[Cuis] Newbie question
Phil (list)
pbpublist at gmail.com
Thu Apr 2 15:53:09 CDT 2015
On Thu, 2015-04-02 at 16:33 -0400, Dan Norton wrote:
> >On 4/1/2015 1:00 PM, Dan Norton wrote:
> >> On 31 Mar 2015 at 10:30, Juan Vuletich wrote:
> >>
> [snip]
> >>
> >>> Have you read the class comments at LayoutSpec and LayoutMorph? In
> >>> addition, LayoutMorph
> >>> has an 'examples' class category. Try each one. Resize the top
> >>> morph, and see layouts in action.
> >>> inspect / explore the morphs, etc. Try to figure out what's
> >>> happening...
> >> Having resized the top morph, what's the best way to determine which
> >> layout is which?
> >>
> >
> >Use middle click on the top morph to open a halo on it. From there, open
> >an explorer.

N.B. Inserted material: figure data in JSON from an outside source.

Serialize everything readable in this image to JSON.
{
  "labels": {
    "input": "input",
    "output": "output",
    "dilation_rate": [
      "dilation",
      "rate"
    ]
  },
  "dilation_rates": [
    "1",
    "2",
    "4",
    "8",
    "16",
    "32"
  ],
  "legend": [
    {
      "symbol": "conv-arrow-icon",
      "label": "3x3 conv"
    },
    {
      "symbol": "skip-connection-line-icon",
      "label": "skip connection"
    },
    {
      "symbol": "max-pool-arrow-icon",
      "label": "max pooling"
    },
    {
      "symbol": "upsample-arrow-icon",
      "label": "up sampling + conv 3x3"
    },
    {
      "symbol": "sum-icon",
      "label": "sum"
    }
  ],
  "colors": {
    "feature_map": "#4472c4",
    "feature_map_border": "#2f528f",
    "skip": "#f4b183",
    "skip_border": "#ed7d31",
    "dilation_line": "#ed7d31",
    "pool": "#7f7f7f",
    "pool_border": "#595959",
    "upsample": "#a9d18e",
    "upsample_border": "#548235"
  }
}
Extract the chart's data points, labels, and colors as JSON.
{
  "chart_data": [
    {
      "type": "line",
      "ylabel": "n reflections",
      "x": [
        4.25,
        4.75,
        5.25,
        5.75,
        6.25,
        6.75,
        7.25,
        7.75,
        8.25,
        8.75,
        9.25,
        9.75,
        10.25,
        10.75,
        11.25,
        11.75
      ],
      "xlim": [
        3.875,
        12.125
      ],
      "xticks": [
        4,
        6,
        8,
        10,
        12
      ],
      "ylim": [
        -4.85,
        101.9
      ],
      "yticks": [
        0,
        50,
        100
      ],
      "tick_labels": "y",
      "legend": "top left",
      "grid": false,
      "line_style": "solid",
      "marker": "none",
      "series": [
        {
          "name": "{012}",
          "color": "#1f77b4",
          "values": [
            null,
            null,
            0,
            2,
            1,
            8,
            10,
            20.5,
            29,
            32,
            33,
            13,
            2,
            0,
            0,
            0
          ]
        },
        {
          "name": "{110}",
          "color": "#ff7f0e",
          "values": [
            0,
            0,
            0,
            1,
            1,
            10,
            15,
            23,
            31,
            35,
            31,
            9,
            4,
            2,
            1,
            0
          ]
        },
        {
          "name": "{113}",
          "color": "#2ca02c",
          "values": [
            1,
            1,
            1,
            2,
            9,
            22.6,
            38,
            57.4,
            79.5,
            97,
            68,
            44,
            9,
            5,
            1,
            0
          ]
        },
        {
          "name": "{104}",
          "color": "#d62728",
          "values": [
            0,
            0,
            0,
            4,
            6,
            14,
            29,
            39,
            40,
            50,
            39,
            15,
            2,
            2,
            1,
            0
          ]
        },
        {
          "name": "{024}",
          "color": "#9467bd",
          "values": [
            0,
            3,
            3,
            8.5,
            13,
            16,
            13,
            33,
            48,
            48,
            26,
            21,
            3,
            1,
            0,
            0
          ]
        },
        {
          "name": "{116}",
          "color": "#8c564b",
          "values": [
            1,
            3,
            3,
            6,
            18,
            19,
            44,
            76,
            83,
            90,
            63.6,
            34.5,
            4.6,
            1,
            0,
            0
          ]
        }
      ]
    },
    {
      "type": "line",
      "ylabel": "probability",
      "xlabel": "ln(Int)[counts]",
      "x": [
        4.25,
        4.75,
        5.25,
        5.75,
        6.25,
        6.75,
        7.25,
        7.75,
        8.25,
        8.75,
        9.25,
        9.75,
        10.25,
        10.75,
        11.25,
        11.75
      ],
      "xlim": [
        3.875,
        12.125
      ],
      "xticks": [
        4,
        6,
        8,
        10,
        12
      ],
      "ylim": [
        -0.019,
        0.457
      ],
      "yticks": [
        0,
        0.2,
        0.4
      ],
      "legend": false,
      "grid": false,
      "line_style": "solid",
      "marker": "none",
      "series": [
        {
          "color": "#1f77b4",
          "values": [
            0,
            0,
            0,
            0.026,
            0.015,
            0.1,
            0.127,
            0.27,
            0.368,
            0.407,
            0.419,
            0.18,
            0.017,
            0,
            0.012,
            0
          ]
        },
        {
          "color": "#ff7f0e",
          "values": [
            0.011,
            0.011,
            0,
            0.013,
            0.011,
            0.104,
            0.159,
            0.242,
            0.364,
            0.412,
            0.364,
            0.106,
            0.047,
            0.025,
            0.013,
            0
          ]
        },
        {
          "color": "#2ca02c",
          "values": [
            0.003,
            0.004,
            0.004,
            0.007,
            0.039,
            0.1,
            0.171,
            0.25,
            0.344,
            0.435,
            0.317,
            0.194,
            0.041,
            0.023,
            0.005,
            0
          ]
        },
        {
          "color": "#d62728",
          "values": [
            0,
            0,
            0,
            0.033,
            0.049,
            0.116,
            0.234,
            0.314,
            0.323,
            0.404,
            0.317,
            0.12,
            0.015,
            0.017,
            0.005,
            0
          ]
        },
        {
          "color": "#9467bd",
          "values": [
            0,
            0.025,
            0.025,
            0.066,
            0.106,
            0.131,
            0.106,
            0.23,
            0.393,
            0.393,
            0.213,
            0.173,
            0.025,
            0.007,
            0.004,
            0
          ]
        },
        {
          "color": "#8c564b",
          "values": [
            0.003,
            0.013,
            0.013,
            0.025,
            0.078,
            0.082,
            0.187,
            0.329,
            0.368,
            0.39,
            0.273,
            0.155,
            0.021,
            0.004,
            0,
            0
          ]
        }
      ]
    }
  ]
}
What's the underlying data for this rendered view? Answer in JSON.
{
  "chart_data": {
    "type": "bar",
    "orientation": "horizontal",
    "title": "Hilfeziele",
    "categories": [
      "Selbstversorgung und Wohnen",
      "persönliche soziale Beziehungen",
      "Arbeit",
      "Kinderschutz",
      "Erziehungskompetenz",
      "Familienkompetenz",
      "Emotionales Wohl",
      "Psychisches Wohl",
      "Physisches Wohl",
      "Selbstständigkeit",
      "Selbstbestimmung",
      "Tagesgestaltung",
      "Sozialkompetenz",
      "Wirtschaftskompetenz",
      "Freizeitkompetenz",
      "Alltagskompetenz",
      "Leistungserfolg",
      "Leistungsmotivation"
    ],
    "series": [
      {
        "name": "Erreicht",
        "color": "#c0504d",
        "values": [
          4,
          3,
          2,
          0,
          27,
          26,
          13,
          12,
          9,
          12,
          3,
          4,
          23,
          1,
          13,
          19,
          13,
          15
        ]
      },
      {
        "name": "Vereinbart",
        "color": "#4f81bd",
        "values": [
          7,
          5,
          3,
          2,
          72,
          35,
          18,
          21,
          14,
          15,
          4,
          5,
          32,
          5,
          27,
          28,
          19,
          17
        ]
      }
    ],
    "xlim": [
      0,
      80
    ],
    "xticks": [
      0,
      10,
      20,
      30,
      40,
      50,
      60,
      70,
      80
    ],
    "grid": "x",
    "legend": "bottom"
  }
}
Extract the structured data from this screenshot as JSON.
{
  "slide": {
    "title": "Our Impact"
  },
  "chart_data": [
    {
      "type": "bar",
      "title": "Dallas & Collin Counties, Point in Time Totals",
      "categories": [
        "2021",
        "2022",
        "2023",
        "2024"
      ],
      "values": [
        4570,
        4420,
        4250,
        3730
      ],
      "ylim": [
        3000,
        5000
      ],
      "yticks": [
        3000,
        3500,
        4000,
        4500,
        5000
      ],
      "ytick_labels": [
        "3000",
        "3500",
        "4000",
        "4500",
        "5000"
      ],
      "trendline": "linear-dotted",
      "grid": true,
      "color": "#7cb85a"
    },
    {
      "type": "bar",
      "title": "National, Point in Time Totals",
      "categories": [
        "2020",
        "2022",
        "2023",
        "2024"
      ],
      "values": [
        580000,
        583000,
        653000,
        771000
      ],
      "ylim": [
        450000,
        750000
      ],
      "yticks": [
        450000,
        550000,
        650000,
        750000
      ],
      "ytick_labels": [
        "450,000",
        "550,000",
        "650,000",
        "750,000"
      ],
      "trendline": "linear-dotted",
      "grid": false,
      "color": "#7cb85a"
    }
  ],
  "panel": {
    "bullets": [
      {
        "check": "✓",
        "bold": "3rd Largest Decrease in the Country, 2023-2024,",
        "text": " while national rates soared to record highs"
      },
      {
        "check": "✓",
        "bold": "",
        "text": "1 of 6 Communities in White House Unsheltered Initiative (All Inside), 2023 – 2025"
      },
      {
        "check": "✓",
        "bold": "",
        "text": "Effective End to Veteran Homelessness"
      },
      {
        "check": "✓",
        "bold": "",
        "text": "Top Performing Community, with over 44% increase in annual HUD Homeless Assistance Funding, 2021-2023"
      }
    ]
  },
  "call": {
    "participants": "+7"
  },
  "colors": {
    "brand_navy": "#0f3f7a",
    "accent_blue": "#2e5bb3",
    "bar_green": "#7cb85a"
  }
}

You can see the morph tree and play with it.
> >
> >BTW, be sure to try making it rather large, so you can see all the
> >morphs inside. For example, #example11 has three rows, the first one
> >with 5 boxes and 4 draggeable separators, etc. You can open a halo on
> >each one to inspect it and so on...
> >
> (Trying to explain it better) let's say you are reading code and you see that
> LayoutMorph has examples. You bring up example2, middle click and use the resize
> halo to make it larger. (Suggestion: the example should make it large enough to
> distinguish the morphs.)
>
> You see in the browser that row has 3 submorphs which are BorderedRectMorphs.
> You middle click on one of the rectangular morphs on the screen to get the halos. At
> the bottom you see "a BorderedRectMorph(1639)" IMHO this is perfectly correct but
> utterly useless information because all the others will have similar info with different
> numbers, none of which tie back to what you see in the browser. Further these
> numbers will change upon the next instantiation.
>
> A simple solution is to have #name as an instance variable with 2 supporting
> methods: #name: and #printOn: . When #name: 'foo' is OPTIONALLY sent, the
> name will appear as "a BorderedRectMorph(1639)'foo'" when you middle click on
> the morph.
>
Rather than adding an ivar, why not just use a Morph property? (i.e.